Address
- 930 East Oak Street Wauseon, Ohio, 43567 United States

District information
- Type: Public
- Grades: K–12
- NCES District ID: 3904564

Students and staff
- Students: 1,721 (2020–2021)
- Teachers: 89.02 (on an FTE basis)
- Staff: 192.9 (on an FTE basis)
- Student–teacher ratio: 19.33:1

Other information
- Website: sites.google.com/wauseonindians.org/wevs/home

= Wauseon Exempted Village School District =

School district in Ohio, United States

The Wauseon Exempted Village School District is the public school system in Wauseon, Ohio, United States.
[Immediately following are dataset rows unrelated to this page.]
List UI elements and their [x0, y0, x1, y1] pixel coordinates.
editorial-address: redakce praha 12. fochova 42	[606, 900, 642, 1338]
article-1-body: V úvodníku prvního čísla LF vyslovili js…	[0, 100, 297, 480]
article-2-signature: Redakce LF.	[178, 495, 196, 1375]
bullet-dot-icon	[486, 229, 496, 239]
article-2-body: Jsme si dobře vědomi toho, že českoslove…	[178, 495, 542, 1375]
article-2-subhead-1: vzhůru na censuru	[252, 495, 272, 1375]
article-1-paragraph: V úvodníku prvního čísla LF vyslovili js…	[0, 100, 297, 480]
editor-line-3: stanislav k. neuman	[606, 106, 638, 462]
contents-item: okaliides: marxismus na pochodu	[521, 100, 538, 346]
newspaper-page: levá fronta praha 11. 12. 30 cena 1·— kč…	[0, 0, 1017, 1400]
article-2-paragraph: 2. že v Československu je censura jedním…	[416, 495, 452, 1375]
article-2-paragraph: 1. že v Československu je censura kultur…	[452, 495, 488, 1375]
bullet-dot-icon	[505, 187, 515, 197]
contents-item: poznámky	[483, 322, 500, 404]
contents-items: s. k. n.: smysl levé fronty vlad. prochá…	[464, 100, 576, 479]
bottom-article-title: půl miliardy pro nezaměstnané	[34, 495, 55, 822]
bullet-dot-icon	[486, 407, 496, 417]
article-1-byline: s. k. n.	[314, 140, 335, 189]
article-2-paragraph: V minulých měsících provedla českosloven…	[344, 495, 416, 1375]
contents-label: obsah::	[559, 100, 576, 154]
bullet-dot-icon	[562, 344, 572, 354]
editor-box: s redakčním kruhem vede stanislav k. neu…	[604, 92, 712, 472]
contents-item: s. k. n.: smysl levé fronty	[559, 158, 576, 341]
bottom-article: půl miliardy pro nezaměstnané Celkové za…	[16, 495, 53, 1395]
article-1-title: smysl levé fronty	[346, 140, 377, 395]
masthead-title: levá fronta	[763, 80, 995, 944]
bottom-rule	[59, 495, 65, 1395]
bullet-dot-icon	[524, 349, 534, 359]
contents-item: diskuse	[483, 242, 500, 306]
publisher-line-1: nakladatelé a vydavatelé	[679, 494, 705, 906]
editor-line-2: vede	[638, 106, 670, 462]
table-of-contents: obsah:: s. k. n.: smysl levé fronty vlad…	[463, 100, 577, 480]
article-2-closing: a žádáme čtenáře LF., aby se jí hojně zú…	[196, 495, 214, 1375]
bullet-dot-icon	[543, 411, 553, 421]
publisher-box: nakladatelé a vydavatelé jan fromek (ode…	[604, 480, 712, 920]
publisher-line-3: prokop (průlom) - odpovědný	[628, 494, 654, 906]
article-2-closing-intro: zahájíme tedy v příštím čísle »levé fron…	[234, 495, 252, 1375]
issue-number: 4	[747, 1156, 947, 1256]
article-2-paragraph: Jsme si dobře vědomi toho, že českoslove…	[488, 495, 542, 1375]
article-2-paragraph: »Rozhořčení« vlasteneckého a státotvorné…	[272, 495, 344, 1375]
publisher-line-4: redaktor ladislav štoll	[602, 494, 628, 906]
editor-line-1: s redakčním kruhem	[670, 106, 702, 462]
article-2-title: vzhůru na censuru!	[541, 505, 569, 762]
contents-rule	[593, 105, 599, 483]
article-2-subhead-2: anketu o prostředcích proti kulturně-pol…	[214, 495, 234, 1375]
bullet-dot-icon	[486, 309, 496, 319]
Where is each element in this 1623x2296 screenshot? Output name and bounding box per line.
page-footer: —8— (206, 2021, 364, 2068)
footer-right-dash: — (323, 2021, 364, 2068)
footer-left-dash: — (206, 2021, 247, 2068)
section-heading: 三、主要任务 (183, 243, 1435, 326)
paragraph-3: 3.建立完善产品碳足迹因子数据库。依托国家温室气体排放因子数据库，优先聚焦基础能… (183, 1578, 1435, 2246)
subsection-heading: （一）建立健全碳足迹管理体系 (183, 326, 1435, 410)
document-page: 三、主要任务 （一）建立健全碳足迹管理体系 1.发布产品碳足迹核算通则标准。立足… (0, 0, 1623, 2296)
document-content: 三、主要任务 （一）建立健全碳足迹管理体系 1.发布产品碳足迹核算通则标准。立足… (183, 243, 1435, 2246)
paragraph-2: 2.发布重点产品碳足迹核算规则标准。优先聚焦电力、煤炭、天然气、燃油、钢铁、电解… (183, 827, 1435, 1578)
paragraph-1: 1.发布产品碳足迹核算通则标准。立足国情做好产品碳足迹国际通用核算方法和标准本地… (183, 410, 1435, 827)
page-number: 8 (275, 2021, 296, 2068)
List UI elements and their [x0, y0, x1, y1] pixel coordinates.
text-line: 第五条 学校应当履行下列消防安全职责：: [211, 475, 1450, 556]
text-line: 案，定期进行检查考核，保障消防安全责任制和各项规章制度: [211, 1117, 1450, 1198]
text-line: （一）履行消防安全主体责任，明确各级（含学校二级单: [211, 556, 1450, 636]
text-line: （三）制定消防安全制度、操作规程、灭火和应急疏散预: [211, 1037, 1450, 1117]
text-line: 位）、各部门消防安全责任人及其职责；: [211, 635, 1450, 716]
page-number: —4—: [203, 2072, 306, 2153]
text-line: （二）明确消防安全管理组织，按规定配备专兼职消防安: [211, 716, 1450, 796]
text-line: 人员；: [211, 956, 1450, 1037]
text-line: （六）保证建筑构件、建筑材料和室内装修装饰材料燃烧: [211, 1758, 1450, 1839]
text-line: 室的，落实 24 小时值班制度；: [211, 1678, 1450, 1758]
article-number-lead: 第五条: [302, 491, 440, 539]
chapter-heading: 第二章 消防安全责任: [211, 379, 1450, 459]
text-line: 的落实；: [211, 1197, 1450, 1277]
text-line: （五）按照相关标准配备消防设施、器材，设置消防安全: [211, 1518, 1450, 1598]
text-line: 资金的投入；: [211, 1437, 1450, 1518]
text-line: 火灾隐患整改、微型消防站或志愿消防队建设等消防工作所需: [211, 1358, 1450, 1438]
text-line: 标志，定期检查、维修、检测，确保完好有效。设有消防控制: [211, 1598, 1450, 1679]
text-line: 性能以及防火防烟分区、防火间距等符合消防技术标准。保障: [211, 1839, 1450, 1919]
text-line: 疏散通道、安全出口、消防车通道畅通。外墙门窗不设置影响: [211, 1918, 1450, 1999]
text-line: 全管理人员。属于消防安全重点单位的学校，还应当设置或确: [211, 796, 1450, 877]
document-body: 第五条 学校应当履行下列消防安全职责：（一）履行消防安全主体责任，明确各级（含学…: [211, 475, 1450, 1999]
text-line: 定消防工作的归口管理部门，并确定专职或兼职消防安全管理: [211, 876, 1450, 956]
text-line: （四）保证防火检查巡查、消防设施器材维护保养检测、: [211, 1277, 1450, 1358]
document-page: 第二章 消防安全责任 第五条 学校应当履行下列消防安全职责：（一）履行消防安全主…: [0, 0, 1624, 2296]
There are four schools and three buildings in the district (Wauseon Elementary and Middle Schools share one building):

- Wauseon Primary (Formally Legget Street Primary School) - Grades Kindergarten to 2nd Grade. The principal is Blake Young.
- Wauseon Elementary School (Formally Elm Street Elementary School) - Grades 3rd to 5th. The principal is Theresa Vietmeier.
- Wauseon Middle School (Formally Burr Road Middle School) - Grades 6th to 8th. The principal is Ryan O'Dell.
- Wauseon High School - Grades 9th to 12th. The principal is Keith Leatherman.